Capítulo 6. dividindo

881 170 25
                                    

Passo a organizar meus dias da seguinte forma:

- Escola;

- Hospital com minha mãe;

- Meu trabalho na farmácia;

- Casa com meu tio, onde estudo e durmo.

E assim, repito essa rotina diversos dias. Por algumas semanas.

A única coisa que tem me distraído do sofrimento que é ver minha mãe piorando em uma cama de hospital sem ser capaz de fazer nada para ajudar, é trabalhar na minha teoria sobre Aaron Minyard.

Todas as manhãs, assim que chego na escola, procuro por ele. Me aproximo, comento alguma coisa e espero sua reação.

Em algumas manhãs, ele apenas me ignora ou responde de maneira grosseira; em outras, ele costuma prestar atenção no que eu digo e responde de maneira um pouco mais simpática.

O curioso é que geralmente ele é mais simpático quando seus cabelos estão mais bagunçados.

Não há diferença no seu tom de voz, nem nos detalhes de seu rosto. Não há diferença em nada além do jeito como usa o cabelo, a postura mais relaxada e a maneira que me trata de um dia para o outro. Mas estou cada vez mais convencido de que são dois.

Devem ser gêmeos. Idênticos. Ou se não forem, um deles deve ser um clone - nessa teoria, eu torço para que o clone seja aquele que usa o cabelo muito arrumado e que me trata com grosseria.

É errado eu estar me sentindo animado todas as manhãs? É errado me sentir feliz sempre que vejo que se trata da versão dele que eu prefiro? É errado sentir meu coração acelerar levemente todas as vezes em que ele está me olhando?

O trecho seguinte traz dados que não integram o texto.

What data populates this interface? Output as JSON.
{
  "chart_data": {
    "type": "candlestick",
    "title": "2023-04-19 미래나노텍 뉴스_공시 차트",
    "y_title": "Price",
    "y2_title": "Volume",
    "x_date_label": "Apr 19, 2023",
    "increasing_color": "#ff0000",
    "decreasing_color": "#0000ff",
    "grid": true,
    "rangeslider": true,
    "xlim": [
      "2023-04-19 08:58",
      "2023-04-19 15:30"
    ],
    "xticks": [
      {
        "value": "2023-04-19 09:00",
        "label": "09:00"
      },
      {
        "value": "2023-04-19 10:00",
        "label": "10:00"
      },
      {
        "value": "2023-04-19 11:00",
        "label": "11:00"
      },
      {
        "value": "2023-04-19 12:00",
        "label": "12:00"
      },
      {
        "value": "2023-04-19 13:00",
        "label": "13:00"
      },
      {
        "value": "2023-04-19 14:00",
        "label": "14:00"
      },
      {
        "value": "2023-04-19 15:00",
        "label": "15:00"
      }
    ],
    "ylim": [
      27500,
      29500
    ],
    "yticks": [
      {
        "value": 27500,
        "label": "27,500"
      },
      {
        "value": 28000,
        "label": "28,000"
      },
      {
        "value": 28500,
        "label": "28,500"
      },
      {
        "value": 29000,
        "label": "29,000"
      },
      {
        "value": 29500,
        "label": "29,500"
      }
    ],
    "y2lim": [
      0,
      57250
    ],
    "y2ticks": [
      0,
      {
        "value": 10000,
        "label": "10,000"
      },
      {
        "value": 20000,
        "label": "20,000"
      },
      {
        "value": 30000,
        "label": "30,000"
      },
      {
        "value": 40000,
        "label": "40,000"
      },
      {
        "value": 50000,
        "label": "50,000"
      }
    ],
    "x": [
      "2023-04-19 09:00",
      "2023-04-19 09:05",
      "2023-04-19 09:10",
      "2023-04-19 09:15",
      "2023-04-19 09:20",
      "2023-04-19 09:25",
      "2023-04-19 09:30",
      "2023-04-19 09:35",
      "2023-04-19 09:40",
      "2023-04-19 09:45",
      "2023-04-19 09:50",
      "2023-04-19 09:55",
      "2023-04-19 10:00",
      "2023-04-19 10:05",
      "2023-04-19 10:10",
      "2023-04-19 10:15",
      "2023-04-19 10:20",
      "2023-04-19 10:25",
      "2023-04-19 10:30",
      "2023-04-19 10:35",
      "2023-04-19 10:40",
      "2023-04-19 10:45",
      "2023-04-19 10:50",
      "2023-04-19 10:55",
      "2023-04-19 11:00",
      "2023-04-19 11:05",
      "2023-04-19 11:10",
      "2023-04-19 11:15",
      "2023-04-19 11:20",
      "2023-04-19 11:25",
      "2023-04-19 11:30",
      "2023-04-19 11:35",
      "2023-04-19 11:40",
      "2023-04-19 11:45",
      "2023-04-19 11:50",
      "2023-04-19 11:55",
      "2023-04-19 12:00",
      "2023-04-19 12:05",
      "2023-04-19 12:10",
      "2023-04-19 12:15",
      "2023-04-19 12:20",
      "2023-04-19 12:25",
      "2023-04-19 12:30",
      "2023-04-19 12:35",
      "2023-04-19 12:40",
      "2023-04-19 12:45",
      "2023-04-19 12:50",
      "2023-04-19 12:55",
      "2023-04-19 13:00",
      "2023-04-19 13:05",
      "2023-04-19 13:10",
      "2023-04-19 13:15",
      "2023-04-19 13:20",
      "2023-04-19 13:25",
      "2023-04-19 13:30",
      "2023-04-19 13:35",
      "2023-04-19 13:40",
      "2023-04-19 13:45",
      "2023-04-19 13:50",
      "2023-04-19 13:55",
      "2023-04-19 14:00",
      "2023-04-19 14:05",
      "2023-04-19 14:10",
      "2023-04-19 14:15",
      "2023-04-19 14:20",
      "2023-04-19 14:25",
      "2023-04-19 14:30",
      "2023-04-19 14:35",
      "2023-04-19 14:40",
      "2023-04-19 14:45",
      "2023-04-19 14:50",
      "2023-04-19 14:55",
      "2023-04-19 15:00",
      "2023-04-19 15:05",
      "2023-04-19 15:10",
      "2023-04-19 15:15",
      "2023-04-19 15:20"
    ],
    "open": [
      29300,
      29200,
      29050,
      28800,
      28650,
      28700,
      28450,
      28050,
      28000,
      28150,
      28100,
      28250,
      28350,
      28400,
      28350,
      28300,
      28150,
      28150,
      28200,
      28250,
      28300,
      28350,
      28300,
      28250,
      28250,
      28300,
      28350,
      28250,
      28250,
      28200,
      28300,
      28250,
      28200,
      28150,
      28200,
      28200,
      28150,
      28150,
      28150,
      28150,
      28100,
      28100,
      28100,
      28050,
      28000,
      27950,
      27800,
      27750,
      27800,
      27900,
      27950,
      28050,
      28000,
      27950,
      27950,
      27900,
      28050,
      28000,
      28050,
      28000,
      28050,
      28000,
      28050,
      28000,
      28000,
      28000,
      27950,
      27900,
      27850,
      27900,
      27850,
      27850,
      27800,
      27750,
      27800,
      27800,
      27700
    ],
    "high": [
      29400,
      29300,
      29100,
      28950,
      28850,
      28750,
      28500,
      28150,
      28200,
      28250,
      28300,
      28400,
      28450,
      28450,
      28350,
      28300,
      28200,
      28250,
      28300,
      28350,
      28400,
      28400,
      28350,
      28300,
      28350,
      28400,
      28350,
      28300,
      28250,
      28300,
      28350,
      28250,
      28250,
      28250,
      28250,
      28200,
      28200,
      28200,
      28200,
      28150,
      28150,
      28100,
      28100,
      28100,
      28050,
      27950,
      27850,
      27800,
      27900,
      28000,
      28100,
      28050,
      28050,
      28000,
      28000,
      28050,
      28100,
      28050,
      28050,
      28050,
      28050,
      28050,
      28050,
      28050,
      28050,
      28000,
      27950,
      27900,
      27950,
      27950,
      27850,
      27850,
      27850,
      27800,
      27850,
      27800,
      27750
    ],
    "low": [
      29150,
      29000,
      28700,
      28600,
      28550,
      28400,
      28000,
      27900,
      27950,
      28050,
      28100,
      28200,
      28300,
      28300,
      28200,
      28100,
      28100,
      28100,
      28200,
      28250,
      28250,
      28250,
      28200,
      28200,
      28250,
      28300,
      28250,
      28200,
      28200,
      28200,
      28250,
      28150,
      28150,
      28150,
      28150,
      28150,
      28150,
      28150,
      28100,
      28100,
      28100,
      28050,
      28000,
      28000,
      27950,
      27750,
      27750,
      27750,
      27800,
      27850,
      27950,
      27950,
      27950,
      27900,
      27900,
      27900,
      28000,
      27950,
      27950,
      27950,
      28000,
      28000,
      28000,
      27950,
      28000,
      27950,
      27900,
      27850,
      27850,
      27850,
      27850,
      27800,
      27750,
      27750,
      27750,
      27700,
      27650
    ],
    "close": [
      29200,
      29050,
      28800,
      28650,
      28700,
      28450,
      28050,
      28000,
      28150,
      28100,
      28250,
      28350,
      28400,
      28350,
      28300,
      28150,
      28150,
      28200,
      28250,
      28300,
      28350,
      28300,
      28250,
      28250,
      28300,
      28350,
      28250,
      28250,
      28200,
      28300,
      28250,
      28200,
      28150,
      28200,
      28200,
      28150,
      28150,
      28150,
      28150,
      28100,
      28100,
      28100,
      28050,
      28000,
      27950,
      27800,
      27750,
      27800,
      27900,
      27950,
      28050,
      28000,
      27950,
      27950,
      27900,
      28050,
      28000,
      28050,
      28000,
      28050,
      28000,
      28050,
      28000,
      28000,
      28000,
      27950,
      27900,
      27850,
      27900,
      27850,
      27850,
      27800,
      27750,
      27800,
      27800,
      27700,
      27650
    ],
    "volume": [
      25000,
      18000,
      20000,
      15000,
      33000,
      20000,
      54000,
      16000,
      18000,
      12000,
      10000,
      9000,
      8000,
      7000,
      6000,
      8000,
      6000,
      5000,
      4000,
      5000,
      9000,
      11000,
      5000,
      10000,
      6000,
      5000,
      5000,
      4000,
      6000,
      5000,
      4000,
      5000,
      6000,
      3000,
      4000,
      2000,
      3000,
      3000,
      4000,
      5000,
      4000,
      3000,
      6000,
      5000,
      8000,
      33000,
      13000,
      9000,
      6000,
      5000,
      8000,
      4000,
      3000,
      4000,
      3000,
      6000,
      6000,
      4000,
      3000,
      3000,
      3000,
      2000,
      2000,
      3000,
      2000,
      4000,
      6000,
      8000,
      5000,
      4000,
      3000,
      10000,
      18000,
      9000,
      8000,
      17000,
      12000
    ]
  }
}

É errado sentir isso enquanto minha mãe está morrendo?

Sou um péssimo filho?

Em algumas tardes que passo com ela, falo sobre meu dia e até já contei sobre minha teoria para o garoto Minyard. Ela riu, coisa que não fazia há muitos dias, e me fez diversas perguntas sobre como eu me sentia quando estava falando com ele, ou quando ele me olhava. Minha mãe deve estar pensando que estou gostando dele, mas prefiro não pensar nessa possibilidade.

Hoje, quando chego na sala de aula, vejo o loiro sentado olhando na direção da porta da sala. Ele presta atenção em mim e me observa enquanto me aproxima de sua mesa.

- Bom dia - comento sorrindo.

- Oi.

Ele não para de me observar, e sinto meu rosto esquentar um pouco.

- Ontem você foi um pouco grosseiro comigo.

Ele dá de ombros.

- Talvez você tenha sido comigo também, já pensou?

Dou uma risada.

- Por que eu teria sido grosseiro com você se só perguntei se você gostava de rosas?

- Porque talvez eu não goste de flores.

- E você não gosta de flores?

- Não, eu sou alérgico.

Ele continua me encarando.

- Encarando. - Observo.

- Você também. - Ele dá de ombros novamente e bate a ponta dos dedos de leve em cima da mesa. Presto atenção em sua mão e no movimento de seus dedos. Ela está bem próxima da minha, poucos centímetros e se eu quiser tocar em sua mão, é só mover a minha um pouco.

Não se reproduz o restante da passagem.